The oldest brother stood off to one side in order to detach himself from any semblance of blame.
The mother screamed, then, and set the youngest brother down hard enough in her haste to set him crying, too, and she began to shout to Dr. Hornegay, Help, help! Has he broken his back? Oh, my God!
Don’t move, son, Dr. Hornegay said, just lie still there, now. Can you feel this?
After a moment, having managed to stop screaming, himself, the middle brother began to come back into the world, into the shooting, searing pain in his butt and his back, the throbbing pain in his mouth, into the frightening vision of Dr. Hornegay’s horrible nose just inches from his own face, into the hot, overwhelming odor of the whiskey and cigarettes on Dr. Hornegay’s breath, and finally into the strange and tickly sensation of Dr. Hornegay’s fingers wiggling and pinching at one of his toes. He nodded his head.

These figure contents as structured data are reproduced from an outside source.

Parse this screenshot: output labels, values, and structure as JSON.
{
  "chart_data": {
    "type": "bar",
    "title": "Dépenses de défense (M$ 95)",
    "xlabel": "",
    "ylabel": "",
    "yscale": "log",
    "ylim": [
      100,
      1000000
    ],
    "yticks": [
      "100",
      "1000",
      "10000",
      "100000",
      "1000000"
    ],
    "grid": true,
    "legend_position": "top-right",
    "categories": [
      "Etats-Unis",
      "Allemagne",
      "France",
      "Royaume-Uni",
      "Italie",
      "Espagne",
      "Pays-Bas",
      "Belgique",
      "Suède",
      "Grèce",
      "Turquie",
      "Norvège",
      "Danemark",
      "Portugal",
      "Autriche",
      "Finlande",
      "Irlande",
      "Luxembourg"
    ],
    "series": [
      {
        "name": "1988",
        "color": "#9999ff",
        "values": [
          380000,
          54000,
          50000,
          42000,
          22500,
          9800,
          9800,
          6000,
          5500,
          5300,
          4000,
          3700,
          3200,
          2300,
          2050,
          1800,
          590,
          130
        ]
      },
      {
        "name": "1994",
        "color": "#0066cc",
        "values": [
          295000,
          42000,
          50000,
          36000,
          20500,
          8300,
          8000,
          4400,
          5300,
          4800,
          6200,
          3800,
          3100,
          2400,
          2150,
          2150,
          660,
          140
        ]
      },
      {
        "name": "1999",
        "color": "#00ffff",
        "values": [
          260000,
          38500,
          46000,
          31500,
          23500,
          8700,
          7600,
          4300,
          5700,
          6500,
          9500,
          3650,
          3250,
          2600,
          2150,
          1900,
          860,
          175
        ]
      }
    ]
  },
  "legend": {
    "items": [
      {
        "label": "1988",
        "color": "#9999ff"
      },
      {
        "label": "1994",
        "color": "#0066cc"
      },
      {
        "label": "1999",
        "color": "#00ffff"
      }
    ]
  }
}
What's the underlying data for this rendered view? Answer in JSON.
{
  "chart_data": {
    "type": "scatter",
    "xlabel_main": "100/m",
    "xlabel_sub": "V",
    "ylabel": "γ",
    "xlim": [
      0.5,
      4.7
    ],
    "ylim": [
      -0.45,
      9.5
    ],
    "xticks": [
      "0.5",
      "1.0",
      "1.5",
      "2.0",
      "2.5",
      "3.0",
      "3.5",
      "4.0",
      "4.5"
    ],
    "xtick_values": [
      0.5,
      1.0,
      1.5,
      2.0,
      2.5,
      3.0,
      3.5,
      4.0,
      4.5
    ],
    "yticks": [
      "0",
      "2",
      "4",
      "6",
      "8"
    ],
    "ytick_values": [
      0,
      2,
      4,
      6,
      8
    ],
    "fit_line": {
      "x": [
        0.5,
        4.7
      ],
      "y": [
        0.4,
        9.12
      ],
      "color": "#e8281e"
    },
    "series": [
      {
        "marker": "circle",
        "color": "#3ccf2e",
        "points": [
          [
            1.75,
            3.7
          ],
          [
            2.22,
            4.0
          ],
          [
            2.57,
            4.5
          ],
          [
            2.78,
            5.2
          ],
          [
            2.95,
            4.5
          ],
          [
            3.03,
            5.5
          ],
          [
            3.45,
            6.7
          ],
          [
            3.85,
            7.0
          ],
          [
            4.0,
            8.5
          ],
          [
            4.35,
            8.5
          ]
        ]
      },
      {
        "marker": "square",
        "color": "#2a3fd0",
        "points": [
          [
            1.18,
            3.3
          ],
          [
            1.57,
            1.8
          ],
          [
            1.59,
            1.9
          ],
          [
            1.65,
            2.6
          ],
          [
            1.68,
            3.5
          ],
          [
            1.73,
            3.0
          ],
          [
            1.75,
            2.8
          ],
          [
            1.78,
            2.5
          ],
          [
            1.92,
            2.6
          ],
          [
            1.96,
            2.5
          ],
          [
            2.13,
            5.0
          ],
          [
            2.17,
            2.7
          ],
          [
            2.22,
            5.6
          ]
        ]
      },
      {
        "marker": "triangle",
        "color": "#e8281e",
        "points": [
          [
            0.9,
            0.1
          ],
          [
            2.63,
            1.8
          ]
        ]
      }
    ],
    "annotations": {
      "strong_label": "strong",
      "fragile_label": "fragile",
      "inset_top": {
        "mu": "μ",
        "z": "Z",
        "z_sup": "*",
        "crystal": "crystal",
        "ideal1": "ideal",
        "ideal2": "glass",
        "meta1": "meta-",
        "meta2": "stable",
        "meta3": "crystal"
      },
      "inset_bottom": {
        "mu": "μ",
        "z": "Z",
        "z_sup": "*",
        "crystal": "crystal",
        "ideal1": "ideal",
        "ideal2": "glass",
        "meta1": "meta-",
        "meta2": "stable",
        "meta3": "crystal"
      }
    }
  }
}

Then Dr. Hornegay was feeling at his neck and along the bones of his spine, and saying, He’s going to be all right, I believe, and he could hear the sounds of his mother weeping and saying, Oh, when will it stop? And then, kind of like in the distance, a car pulling into the drive, headlights glancing against the whole odd scene, and then there was their father standing above him, seeming impossibly tall, and saying, I got a message over in Vicksburg, said it was something from Rosie? He looked from the middle brother, to the busted rocky horse, to the mother, and to Dr. Hornegay, standing upright now a little wobbly and attempting to straighten his jacket and tie. The father said, What in the goddamn hell is going on?